I’m haven’t figured out exactly what the equivalent of stoke is in French, but I will soon. Things are going super well and I could hardly be more excited. Here’s why:

chillin at the seine

After finishing my language course on Friday, I moved into my new home in Neuilly-Sur-Seine on Saturday morning. Neuilly is a commune just outside of Paris near the Arc d’Triomphe that is known for being bourgeoisie. It is no shocker to me after my Bay Area upbringing, and it means I live in a beautiful apartment with lots of art, that is near the Seine, a huge park, and many great restaurants and food shops.

Saturday was a bit chaotic, I woke up early and took the metro out here with my big suitcase and big backpack. I unpacked all my clothes then took my first adventure of the day. I walked across the river to the Arc d’Triomphe, in the process seeing an awesome high-end bike shop and running store. I then meandered through the marvelous 17th arrondissement, through the nicer residential areas with many cafes and cool houses, through to the much poorer area. I then reached my destination, the Marche aux Puces. I unfortunately didn’t have my camera, because it was stunning. The transition from Neuilly to the Marche really accented the extremity. The marche starts under the overpass of the Boulevard Periphique, with countless people sitting with huge blankets sprawled with stuff. Some people have hundreds of chargers, others have old watches, wallets, shoes, jeans, even computers. Moving on past the overpass, is a narrow street with vendors on either side. Some of them have what seem like lifelong collections of art, shoes, furniture and other junk. One seller had 6 or 7 washing machines. As I walked along the alleyway, the junk turned from old stolen stuff to fake designer jeans and Armani t-shirts. It is an interesting facet of poor culture, that is the way they survive, yet at the same time they strive to look cool with Armani and Polo.

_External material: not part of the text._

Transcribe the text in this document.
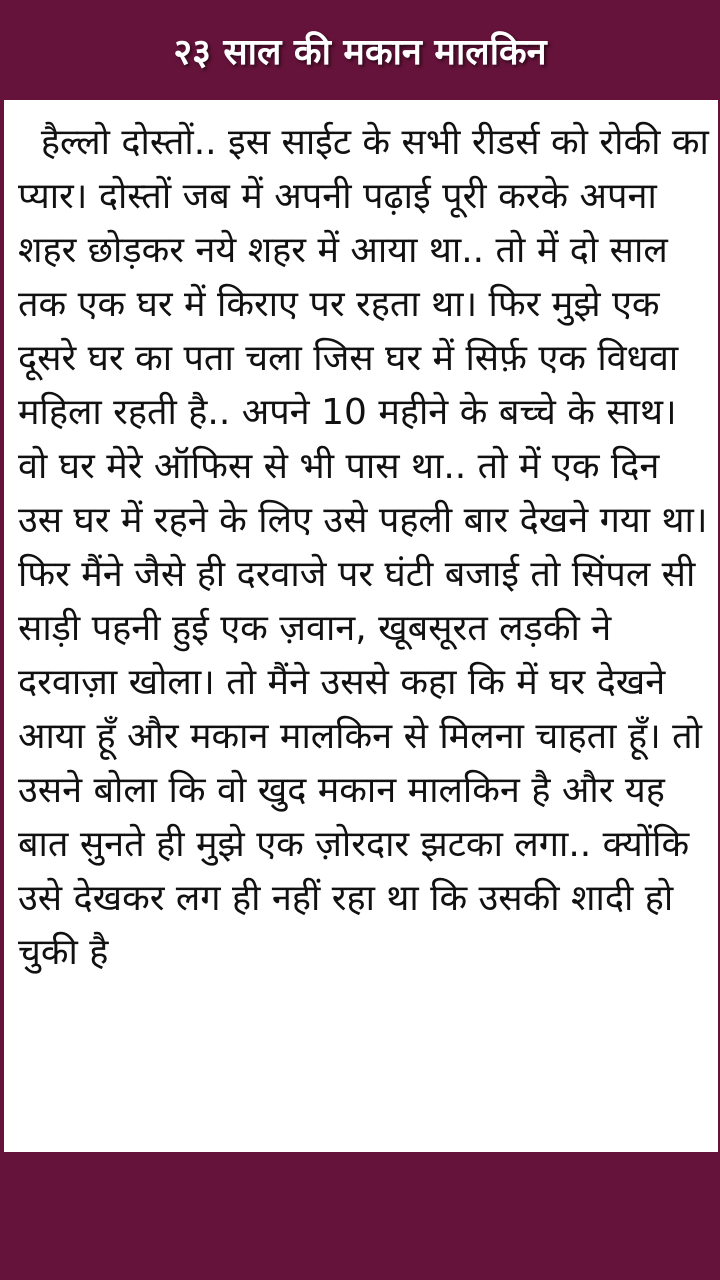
२३ साल की मकान मालकिन

हैल्लो दोस्तों.. इस साईट के सभी रीडर्स को रोकी का प्यार। दोस्तों जब में अपनी पढ़ाई पूरी करके अपना शहर छोड़कर नये शहर में आया था.. तो में दो साल तक एक घर में किराए पर रहता था। फिर मुझे एक दूसरे घर का पता चला जिस घर में सिर्फ़ एक विधवा महिला रहती है.. अपने 10 महीने के बच्चे के साथ। वो घर मेरे ऑफिस से भी पास था.. तो में एक दिन उस घर में रहने के लिए उसे पहली बार देखने गया था। फिर मैंने जैसे ही दरवाजे पर घंटी बजाई तो सिंपल सी साड़ी पहनी हुई एक ज़वान, खूबसूरत लड़की ने दरवाज़ा खोला। तो मैंने उससे कहा कि में घर देखने आया हूँ और मकान मालकिन से मिलना चाहता हूँ। तो उसने बोला कि वो खुद मकान मालकिन है और यह बात सुनते ही मुझे एक ज़ोरदार झटका लगा.. क्योंकि उसे देखकर लग ही नहीं रहा था कि उसकी शादी हो चुकी है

After that I took the most packed Metro ever back to my first home and packed the rest of my stuff in my daypack. I left more stuff that I should have, so it was a little heavier than I would have liked. C’est la vie. I looked up the best biking route to get between the two houses and it looked to be an easy 15km. No problem. After about 2km, I took a wrong turn and went under the Periphique. I figured it wasn’t a huge problem, as long as I went NW. The sun was low in the sky, so it was easy to orient. Unfortunately, due to the abundance of one way streets and dead ends, I ended up going way too far North and wound up in Saint-Denis, a pretty poor neighborhood. I didn’t have an accessible map and felt asking for help getting to the richest suburb could be frowned upon, so I kept on trucking, following the occasional sign to Paris. After over an hour of riding, I found a Metro stop with a map, and saw I was still much too far North. But then I knew where to go, and headed out again. I found up on a long street along the river, which was hopeful, but I had no idea when to turn off. I saw a sign for Paris to the left, so I took the turn and voila, there was a city sign that said Neiully-Sur-Seine. What luck. I came in easily to my home for a great home-cooked meal.

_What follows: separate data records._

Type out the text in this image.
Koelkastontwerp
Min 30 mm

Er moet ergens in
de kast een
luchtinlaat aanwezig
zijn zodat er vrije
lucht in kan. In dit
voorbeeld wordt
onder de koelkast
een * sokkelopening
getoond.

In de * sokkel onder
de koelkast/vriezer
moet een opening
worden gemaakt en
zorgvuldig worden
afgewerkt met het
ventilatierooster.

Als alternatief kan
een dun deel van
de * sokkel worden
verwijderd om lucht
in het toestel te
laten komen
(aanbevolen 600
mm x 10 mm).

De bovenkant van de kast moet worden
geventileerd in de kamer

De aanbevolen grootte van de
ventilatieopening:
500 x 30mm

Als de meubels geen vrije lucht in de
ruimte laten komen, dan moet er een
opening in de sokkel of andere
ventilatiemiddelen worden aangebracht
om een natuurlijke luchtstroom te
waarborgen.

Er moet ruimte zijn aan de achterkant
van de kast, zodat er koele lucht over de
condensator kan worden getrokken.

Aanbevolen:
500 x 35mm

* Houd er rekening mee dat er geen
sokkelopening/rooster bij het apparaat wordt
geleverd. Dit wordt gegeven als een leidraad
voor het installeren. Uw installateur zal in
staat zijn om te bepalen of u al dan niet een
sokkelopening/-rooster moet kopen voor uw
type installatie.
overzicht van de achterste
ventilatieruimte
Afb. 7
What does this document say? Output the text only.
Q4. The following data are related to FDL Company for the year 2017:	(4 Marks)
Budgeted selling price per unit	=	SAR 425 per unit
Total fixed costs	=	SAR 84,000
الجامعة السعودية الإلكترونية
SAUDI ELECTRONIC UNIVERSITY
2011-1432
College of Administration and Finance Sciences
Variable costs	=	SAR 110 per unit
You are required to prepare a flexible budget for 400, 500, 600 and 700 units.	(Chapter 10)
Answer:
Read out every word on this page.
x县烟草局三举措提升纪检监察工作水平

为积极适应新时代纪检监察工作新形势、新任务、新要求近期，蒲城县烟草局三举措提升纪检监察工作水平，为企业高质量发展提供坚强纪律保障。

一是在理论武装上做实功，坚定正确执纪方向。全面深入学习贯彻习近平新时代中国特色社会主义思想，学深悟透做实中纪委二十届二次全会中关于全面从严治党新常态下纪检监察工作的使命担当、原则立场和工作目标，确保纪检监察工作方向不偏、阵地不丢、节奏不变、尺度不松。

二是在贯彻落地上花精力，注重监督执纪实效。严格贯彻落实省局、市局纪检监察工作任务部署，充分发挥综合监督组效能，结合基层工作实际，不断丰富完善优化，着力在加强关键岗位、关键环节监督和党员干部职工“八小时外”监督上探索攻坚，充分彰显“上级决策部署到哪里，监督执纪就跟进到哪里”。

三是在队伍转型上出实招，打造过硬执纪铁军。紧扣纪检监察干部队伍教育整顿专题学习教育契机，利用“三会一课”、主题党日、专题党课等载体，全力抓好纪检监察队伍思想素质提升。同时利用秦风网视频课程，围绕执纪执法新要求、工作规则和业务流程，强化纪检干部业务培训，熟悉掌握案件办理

The next day was my first day of a real petit-dejeuner, and let me tell you, there is a reason small is in their word for breakfast. The small breakfast is one of my biggest challenges in Paris so far, especially in its lack of protein. I then took the Metro to Gare Lyon where I met Mike and Bjorn and we headed out to Fontainebleu for a day of bouldering. I had bought new shoes recently, and they were great, but difficult. I usually wear a 45, but the proper climbing shoe was a 42. Ooof. They were great for the climbing, but my toes were killing me. I hope I get used to them soon. After some successful “summits” and relaxation we went back into the city, bought a few beers and drank and chilled at the Seine. It was dreamlike. I came back for my first dinner with the full family. My host father, Michel, had taken the weekend to do a +400km cycling event. He’s got a ton of bikes and we will ride together soon. I can’t wait. He also works at the Louvre. The mom is a chocolatier and a brilliant cook. It is going to be a good stay here. They have a daughter who likes film and music and will introduce me to many great French films.

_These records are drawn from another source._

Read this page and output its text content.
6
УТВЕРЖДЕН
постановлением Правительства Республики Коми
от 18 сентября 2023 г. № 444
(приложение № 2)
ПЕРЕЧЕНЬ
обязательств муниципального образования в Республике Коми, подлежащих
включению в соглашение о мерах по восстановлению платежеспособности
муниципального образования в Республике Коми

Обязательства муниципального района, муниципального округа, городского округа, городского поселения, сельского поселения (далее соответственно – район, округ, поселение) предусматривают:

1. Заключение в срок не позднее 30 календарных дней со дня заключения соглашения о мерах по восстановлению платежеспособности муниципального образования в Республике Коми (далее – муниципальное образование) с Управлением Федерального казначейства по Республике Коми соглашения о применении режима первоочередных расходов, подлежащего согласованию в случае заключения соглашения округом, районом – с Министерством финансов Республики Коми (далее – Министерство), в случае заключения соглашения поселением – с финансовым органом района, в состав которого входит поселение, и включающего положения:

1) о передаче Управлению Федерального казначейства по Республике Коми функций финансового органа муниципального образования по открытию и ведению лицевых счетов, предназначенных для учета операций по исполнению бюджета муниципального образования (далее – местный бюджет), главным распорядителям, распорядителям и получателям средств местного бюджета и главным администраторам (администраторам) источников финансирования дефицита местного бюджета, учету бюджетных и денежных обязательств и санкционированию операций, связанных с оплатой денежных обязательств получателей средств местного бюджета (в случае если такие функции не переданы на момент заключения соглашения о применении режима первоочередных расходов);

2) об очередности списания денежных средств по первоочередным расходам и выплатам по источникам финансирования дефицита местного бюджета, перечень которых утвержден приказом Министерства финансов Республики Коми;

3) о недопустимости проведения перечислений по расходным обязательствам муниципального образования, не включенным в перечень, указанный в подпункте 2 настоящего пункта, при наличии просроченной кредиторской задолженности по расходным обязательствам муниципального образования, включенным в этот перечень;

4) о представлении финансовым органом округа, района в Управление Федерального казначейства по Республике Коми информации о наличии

Longchamps at Bois de Bologne

Today I woke up and after another small breakfast, went out riding in the Bois de Bologne, a great parc just next to my neighborhood. It is a well-traveled training area for cyclists, with a circuit that goes around a hippodrome. There I saw hundreds of cyclists, from old guys on their ancient but awesome steel bikes, to your race ready slim carbon boys. I hopped on with some of the latter group and cranked so hard for an hour and a half. It was a great start to my training. It is maybe a 3km lap, and one side had a massive headwind. All the Frenchies constantly attacked into the headwind, and we were doing 25mph+ for much of the time. I talked to them later and they only do cyclo-sportive, which dos not include racing. So that’s impressive. But they suggested some local clubs and told me I was riding strong. Yes. After pulling for almost a whole lap, they attacked into the headwind and I couldn’t respond, so I cooled down and headed home, excited nonetheless. For very little riding in the past 3 weeks, it was a great day. It was really comforting to find I am living in a place where I can easily go on a hour or two ride, or a full day ride without problem.

Now off the lunch, a much bigger meal.